Deconstructing the Sketchbook

Creative people make it a habit to notice things. The best way to process what we notice around us is to write about it, sketch it, doodle it, or make a collage with it. The hope is that by recording the way things are, we might also discover some new connections between things, that is to say…stumble upon a sense of wonder or even a new idea.

Keeping your observations in a sketchbook is different than taking a photograph or a video. The act of sketching or writing slows you down and taps into your intuition; whatever you are drawing enters a mutual relationship with you. While drawing your heartbeat slows down.

Of course the keeping of a sketchbook in and of itself is an enormous and sometimes spiritual undertaking. It requires a suspension of judgment and a confident embrace off the unknown.

I am not so good at this. I have at least 8 sketchbooks going at one time and at the beginning of each, I have vowed to fill it up chronologically, from left to right with careful drawings, notes and an endearing record of my creative contributions. As it turns out, my sketchbooks inevitably end up crumpled and half full, with entries added upside down, out of order, and torn out.

So am I alone? I can draw ok and I have oodles of ideas…….so why can’t I keep a sketchbook like Leonardo did?

Tired of this irksome self-doubt, one day I came to my studio and I decided to disassemble all 8 of my sketchbooks. Paper was flying.

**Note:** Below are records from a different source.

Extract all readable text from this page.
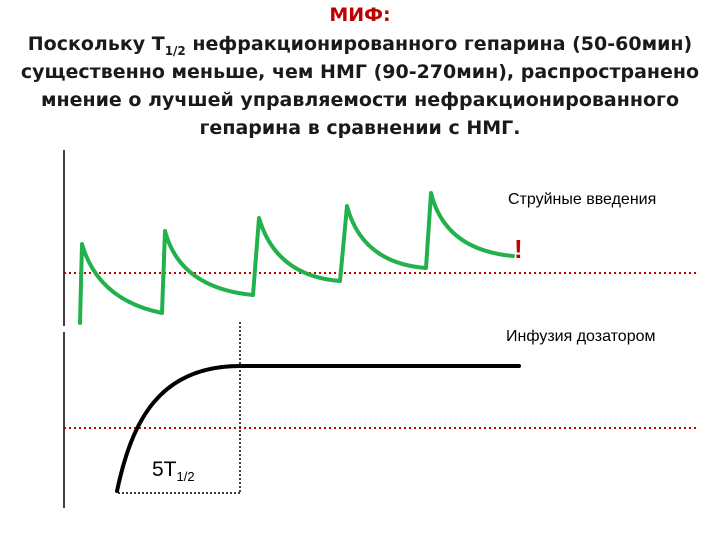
МИФ:
Поскольку $Т_{1/2}$ нефракционированного гепарина (50-60мин) существенно меньше, чем НМГ (90-270мин), распространено мнение о лучшей управляемости нефракционированного гепарина в сравнении с НМГ.
Струйные введения
!
Инфузия дозатором
$5T_{1/2}$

Piles were made.  I tore out all the pages with the slightest mark and left only gaunt little black covers full of blank paper.

I felt suddenly free and mildly impressed with the volume of work that appeared once extracted from those bindings.

Here is a sampling of the sketches and collages that I found amongst those books and some of the categories that emerged.

Travel Sketches

Travel Sketches

Concept Sketches

Concept Sketches

People Sketches

People Sketches

Sketches to Communicate

Sketches to Communicate

In addition to sketches and collages, there are pages and pages of writing. I proceeded to organize the work chronologically which was easily accomplished and then by color, and then by mood, and then by levels of usefulness, I could go on forever…my brain and my sketchbooks were organized after all!

What if the linear organization of a traditional bound book simply won’t do for us creatives? From that day on, I periodically take out the work from my sketchbooks and place it into a box with the rest of it. It’s a fluid and easy filing system and it means I don’t have to think any more about the object called a sketchbook when what I want to be thinking about is that next idea.